Research computing consortium eResearch South Australia is looking to follow in the footsteps of the University of Melbourne by implementing what it describes as ‘cloud-based’ high performance compute cluster.

It comes a month after the University of Melbourne launched a new cluster called Spartan, which allows power users to access optimised bare-metal HPC capabilities, while offloading less critical workloads to the cloud component of the system.
A similar ‘cloud-based’ HPC cluster at eRSA is set to replace Tizard, an aging SGI HPC cluster with Nvidia GPU nodes that was launched in 2012.
eRSA chief executive Mary Hobson told iTnews the organisation expects to implement the new system by the beginning of next year, subject to federal grant applications being approved.

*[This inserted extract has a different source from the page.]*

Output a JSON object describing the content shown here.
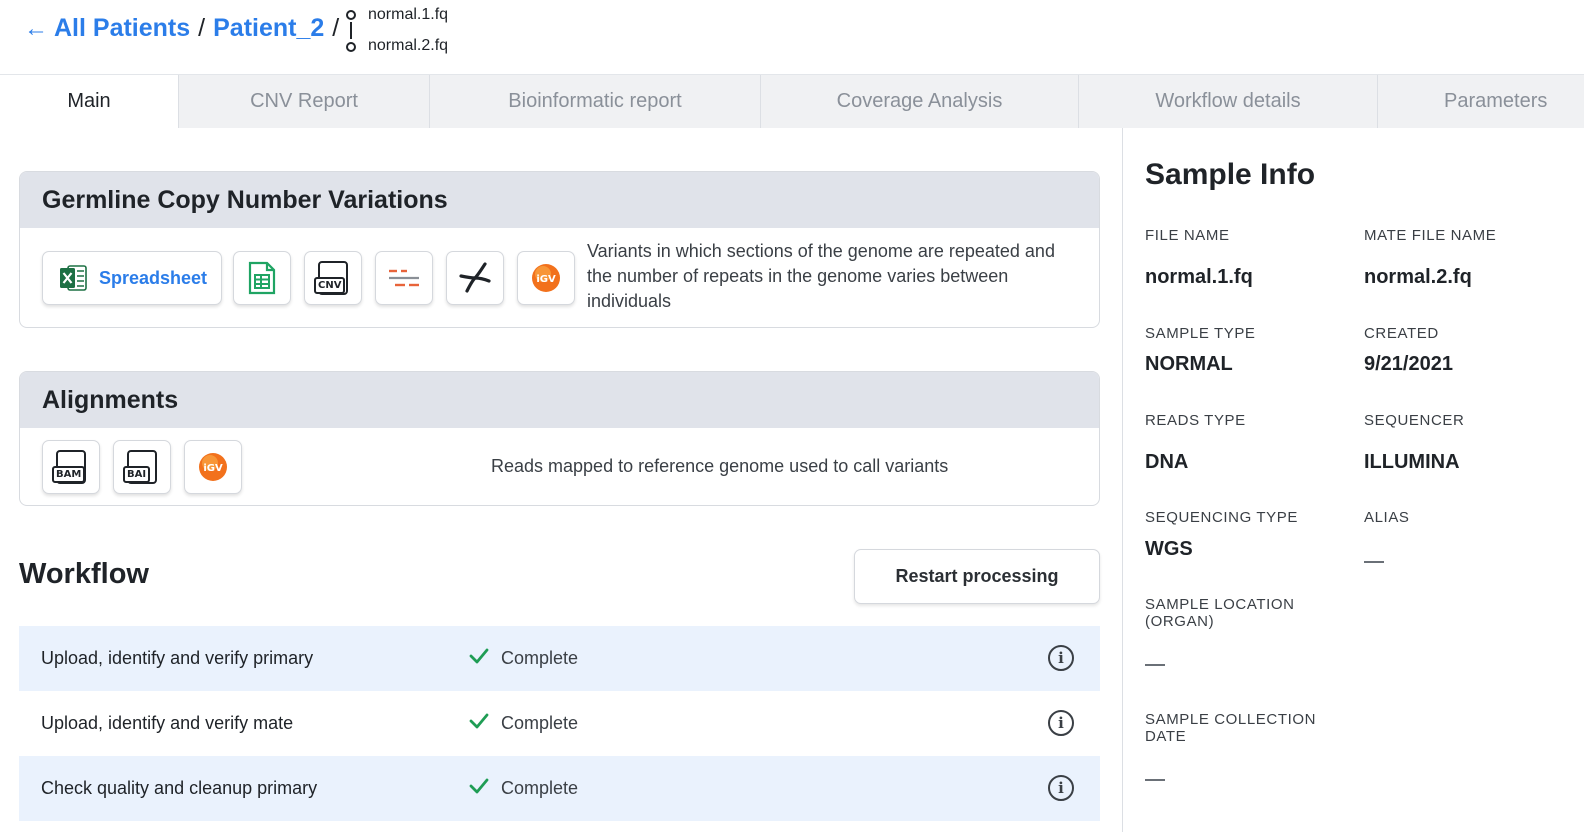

"We put the bid in in April, and we’ll know in October if we’ve got the funding. If we don’t get the funding we’re planning to lease something that’s similar but not quite as big on an on-demand basis,” Hobson said.

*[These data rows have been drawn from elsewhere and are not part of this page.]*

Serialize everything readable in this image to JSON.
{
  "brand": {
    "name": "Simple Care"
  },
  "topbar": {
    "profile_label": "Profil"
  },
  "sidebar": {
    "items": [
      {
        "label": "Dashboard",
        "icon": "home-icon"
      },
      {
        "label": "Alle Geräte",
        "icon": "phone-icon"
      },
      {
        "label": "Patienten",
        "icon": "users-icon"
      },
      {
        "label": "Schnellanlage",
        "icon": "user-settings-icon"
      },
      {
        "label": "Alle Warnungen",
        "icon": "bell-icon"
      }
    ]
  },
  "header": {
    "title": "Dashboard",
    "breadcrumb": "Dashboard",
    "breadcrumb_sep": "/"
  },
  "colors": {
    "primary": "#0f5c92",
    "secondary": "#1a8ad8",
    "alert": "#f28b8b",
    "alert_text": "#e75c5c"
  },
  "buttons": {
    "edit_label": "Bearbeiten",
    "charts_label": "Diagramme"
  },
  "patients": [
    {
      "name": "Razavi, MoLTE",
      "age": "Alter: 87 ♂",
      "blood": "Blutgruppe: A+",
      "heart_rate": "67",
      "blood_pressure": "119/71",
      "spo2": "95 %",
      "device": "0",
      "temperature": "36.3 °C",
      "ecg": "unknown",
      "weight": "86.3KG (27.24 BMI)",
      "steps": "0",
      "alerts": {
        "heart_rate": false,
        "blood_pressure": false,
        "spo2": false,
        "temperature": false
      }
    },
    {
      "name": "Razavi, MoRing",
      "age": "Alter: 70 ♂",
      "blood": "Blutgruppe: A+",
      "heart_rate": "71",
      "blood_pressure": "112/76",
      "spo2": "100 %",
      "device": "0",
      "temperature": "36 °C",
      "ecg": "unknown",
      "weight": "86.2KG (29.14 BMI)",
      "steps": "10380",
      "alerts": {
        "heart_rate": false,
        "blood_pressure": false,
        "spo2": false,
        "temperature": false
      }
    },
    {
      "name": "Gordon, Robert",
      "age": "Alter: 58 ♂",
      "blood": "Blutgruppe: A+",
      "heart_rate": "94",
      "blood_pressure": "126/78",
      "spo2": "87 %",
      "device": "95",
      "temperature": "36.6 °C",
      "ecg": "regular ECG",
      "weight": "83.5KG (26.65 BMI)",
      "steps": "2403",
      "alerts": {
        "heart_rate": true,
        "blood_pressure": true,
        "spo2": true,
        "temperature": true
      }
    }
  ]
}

The new system will handle “short burst, relatively shorter project work”, while more computationally intensive tasks will be shifted to the University of Adelaide’s HPC cluster, dubbed Phoenix, which launched in February.

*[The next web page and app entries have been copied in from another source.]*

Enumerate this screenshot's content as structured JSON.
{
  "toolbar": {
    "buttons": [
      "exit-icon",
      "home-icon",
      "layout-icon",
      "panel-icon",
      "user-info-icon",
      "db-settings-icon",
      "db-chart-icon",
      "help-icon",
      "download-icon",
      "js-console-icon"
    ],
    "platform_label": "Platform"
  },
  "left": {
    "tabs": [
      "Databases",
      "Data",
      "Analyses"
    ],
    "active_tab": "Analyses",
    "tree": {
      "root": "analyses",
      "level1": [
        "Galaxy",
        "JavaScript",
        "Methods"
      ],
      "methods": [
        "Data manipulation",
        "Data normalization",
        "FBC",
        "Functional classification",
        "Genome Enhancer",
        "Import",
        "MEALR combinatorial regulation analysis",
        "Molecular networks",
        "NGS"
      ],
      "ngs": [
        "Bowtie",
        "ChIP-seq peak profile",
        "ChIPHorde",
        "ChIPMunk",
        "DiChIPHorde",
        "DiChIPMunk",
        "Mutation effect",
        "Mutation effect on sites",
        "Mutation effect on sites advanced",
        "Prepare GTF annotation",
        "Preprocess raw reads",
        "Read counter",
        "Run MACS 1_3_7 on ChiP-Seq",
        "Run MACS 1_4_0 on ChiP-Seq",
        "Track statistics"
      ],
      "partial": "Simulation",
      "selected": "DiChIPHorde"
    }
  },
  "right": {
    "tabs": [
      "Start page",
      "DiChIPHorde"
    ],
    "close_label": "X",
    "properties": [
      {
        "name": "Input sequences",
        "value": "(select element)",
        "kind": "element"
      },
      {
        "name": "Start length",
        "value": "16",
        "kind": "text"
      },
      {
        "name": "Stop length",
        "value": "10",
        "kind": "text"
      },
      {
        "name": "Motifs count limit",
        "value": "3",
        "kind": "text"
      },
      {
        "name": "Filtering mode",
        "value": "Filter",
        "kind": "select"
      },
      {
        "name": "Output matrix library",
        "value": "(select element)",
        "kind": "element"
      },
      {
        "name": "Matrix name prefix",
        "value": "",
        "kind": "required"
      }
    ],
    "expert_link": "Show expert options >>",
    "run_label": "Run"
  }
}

“Instead of submitting runs on a batch basis, you can access it as if it's part of the cloud – because it is a part of the cloud. So you can use virtual machines to access it, and it allows the researchers to have a more immediate approach to it,” Hobson said.
“There is still a scheduler, but that runs underneath it, because you don’t know how big it is or how many cores you’re going to need until it’s run. You can’t just run it straight up, you have to make sure you have suitable cores lined up. But that’s fine, because we’ll allow the VM to run it.”
Hobson said the launch of Phoenix was a major factor in eRSA’s decision not to replace Tizard with another GPU-intensive cluster.
“The new HPC won’t be a GPU-intensive system because the University of Adelaide have gone with a GPU-intensive system. Although there will be a few GPU nodes, we’re likely to be a lot lighter in that area,” Hobson said.
Tizard will be decommissioned incrementally following the launch of the new system, according to Hobson.
“Parts of it will stop running, because these things have a finite life, but also the demand will change because that’s the nature of the beast,” Hobson said.
“What HPC is today doesn’t look like HPC in three years’ time, so demand will move on to the new cloud, some will go to the University of Adelaide, and the rest will go to what we need to do with the new system.”
The new compute cluster will also integrate with 5 petabytes of Lustre tiered storage eRSA implemented last year, along with its 3000 core node on the Nectar cloud.
Hobson said that while South Australia tends to have less research demand than the east coast states, the state’s research compute infrastructure supports important work in a number of fields.
“We’ve traditionally done a lot of HPC which supported research in engineering, mathematics, physics. We do quite a bit of bioinformatics, a lot of genomics, and chemistry,” she said.
“We have three universities, but all three are quite research-intensive and are working hard to increase that. We are also working with the South Australian Health and Medical Research Institute (SAHMRI), which is quite new."